Jose Antonio Fernandez, 54, found that out the hard way Tuesday when he stepped to the microphone and warned that if the county were to take his property, he would have “the right to shoot every one of you.
“Shoot ’em,” he said.
Two sergeants-at-arms moved in, one on either side of Fernandez. They rushed him out of the commission chambers and handcuffed him.
“Will you please remove him completely from the building, and follow up on that?” Chairwoman Rebeca Sosa said behind them.
Fernandez was still yelling from the escalator. “Enough is enough!
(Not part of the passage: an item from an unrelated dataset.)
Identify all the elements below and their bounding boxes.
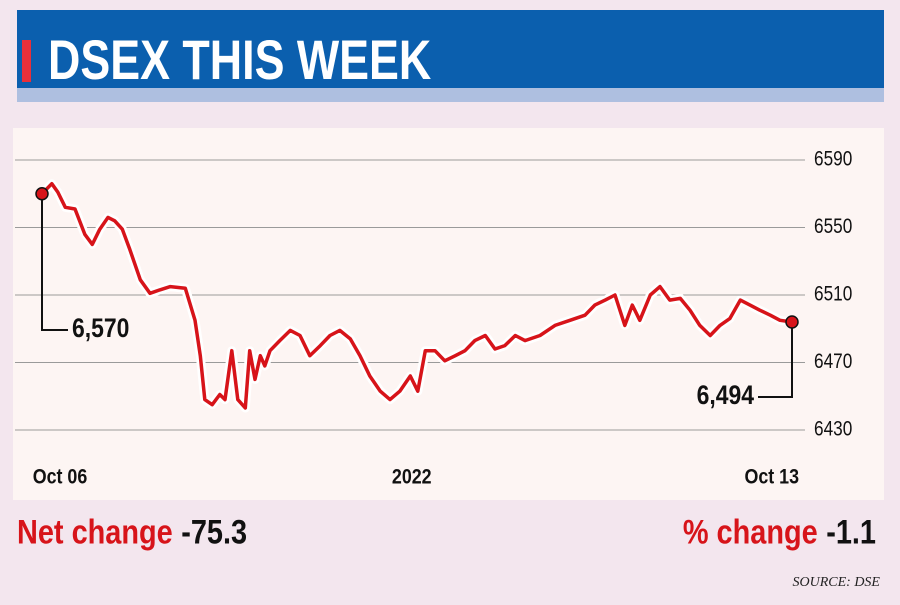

This is America!”
The Miami-Dade Police Department slapped him with 13 felony charges of threatening to harm a public servant — one for each of the 12 commissioners present and for Mayor Carlos Gimenez — and a misdemeanor charge of disorderly conduct.
Wednesday, Fernandez remained in jail with bond set at $97,500. His public defender declined to comment.
He had been the first speaker called at Tuesday’s property-tax rate hearing.
Fernandez, sporting a prominent beard and a T-shirt that read “No to United Nations Agenda 21,” accused the commission of “confiscating the land of small farmers.”
“You confiscated my land already,” he said.
“Now you want my house. I came here to tell you in public, if you sell my house, the ‘bleep’ is going to hit the fan,” he added, apparently more comfortable making threats than cursing. “And I’m going to board the entire house with me inside.”
Fernandez lives just outside a rural South Miami-Dade enclave locked in legal battles with county environmental regulators over wetlands violations. The small nurseries and farms just east of the Everglades and west of Krome Avenue in the Las Palmas community — known as the 8 ½ Square Mile Area — have repeatedly run afoul of the Division of Environmental Resources Management.
A judge ruled in 2011 that Fernandez’s nursery — which was on a separate property from his home — owed the county $316,000 in restitution that Miami-Dade has yet to receive.
The home, which is not in Fernandez’s name, is scheduled to be sold in a foreclosure auction this month.
An undated photo in Google Maps purportedly of Fernandez’s home shows a sign affixed to a tree outside that reads, “DERM must be stopped.”
A call to the listed owner went unanswered Wednesday.
“I dare you to sell my house,” Fernandez told commissioners Tuesday. “You have become tyrants. You have become a corrupted government. You have destroyed my family. And hundreds of families.
“And I said: enough. I am the people. And the time that you sell the house, my constitution gives me the right to shoot every one of you,” he concluded, pointing at the dais. “Shoot ’em.”